Anyone dealing with mesothelioma claims will be aware that claims for funding of future immunotherapy treatment have become increasingly commonplace. Once the defendants are satisfied that immunotherapy treatment is reasonable and should be funded, issues have arisen as to how to provide that funding.
For some time certain claimant practitioners have been promoting – often very loudly - the use of PPOs, despite it being consistently pointed out by insurers that a PPO is just not appropriate for these claims. The value of a PPO for the more confrontational claimant representatives is that this ‘solution’ can be imposed by the court – if the case is suitable.
On 10th January 2019 the sole remaining issue in this case came before Master Thornett - whether the court could and should impose a PPO to fund immunotherapy treatment. The defendants had offered to provide a suitable indemnity and in the meantime further interim payments, pending any agreement. However the claimant decided to pursue a PPO despite not having indicated any intention to do so until the very week of the hearing.
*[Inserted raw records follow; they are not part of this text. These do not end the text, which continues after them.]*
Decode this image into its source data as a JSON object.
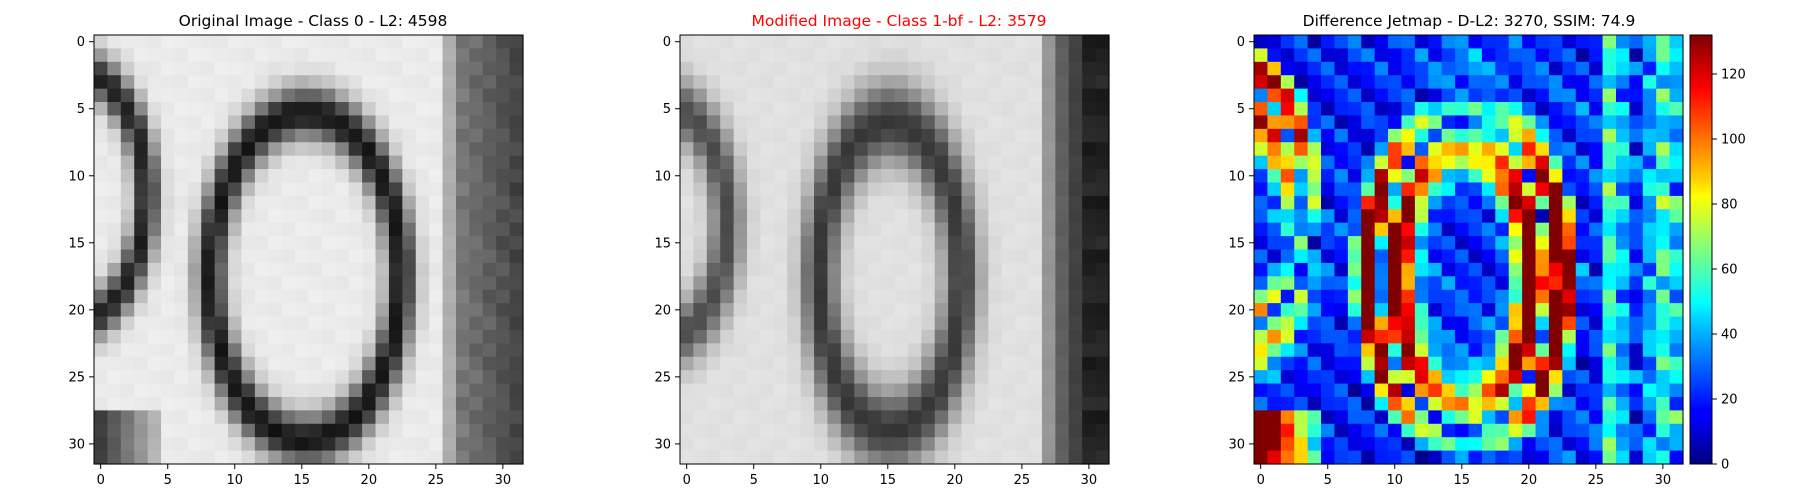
{
  "chart_data": [
    {
      "type": "heatmap",
      "title": "Original Image - Class 0 - L2: 4598",
      "title_color": "#000000",
      "colormap": "gray",
      "image_size": [
        32,
        32
      ],
      "xticks": [
        0,
        5,
        10,
        15,
        20,
        25,
        30
      ],
      "yticks": [
        0,
        5,
        10,
        15,
        20,
        25,
        30
      ],
      "xlim": [
        -0.5,
        31.5
      ],
      "ylim": [
        31.5,
        -0.5
      ],
      "grid": false
    },
    {
      "type": "heatmap",
      "title": "Modified Image - Class 1-bf - L2: 3579",
      "title_color": "#ff0000",
      "colormap": "gray",
      "image_size": [
        32,
        32
      ],
      "xticks": [
        0,
        5,
        10,
        15,
        20,
        25,
        30
      ],
      "yticks": [
        0,
        5,
        10,
        15,
        20,
        25,
        30
      ],
      "xlim": [
        -0.5,
        31.5
      ],
      "ylim": [
        31.5,
        -0.5
      ],
      "grid": false
    },
    {
      "type": "heatmap",
      "title": "Difference Jetmap - D-L2: 3270, SSIM: 74.9",
      "title_color": "#000000",
      "colormap": "jet",
      "image_size": [
        32,
        32
      ],
      "xticks": [
        0,
        5,
        10,
        15,
        20,
        25,
        30
      ],
      "yticks": [
        0,
        5,
        10,
        15,
        20,
        25,
        30
      ],
      "xlim": [
        -0.5,
        31.5
      ],
      "ylim": [
        31.5,
        -0.5
      ],
      "grid": false,
      "colorbar": {
        "min": 0,
        "max": 132,
        "ticks": [
          0,
          20,
          40,
          60,
          80,
          100,
          120
        ]
      }
    }
  ]
}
After a full day of submissions Master Thornett gave a reserved judgment in the defendant’s favour. The approach of Master Thornett is best summarised when he refers to “the underlying difficulty of trying to achieve both certainty and flexibility by way of a PPO in circumstances where the nature and duration of treatment is liable to change at short notice and any alternatives come from an ever growing and developing field of choice. I conclude these are illustrations of the problem with a PPO in principle rather than a point for alternative drafting”.
The important point is the Master’s observation that PPOs are not appropriate as a point of principle and the many failings and issues identified with a PPO cannot be overcome by refining the drafting of the order. This judgment should see an end to claimants pushing for PPOs and using the threat of applications to try and impose ever more cumbersome and expensive (to administer and agree) agreements.
Insurers have to date demonstrated a willingness to agree various “informal” mechanisms to fund immunotherapy treatment. As the judgment in this case highlights, the only options open to the court are to award a global sum to include future treatment, or adjourn the case to allow for future interim payments, both of which have clear issues of their own.
Insurers have always wanted a collaborative and constructive approach to this new and evolving head of loss – with the sufferer’s interests at the centre. A clear and simple indemnity is the best solution for everyone. This judgment is a major step in that direction.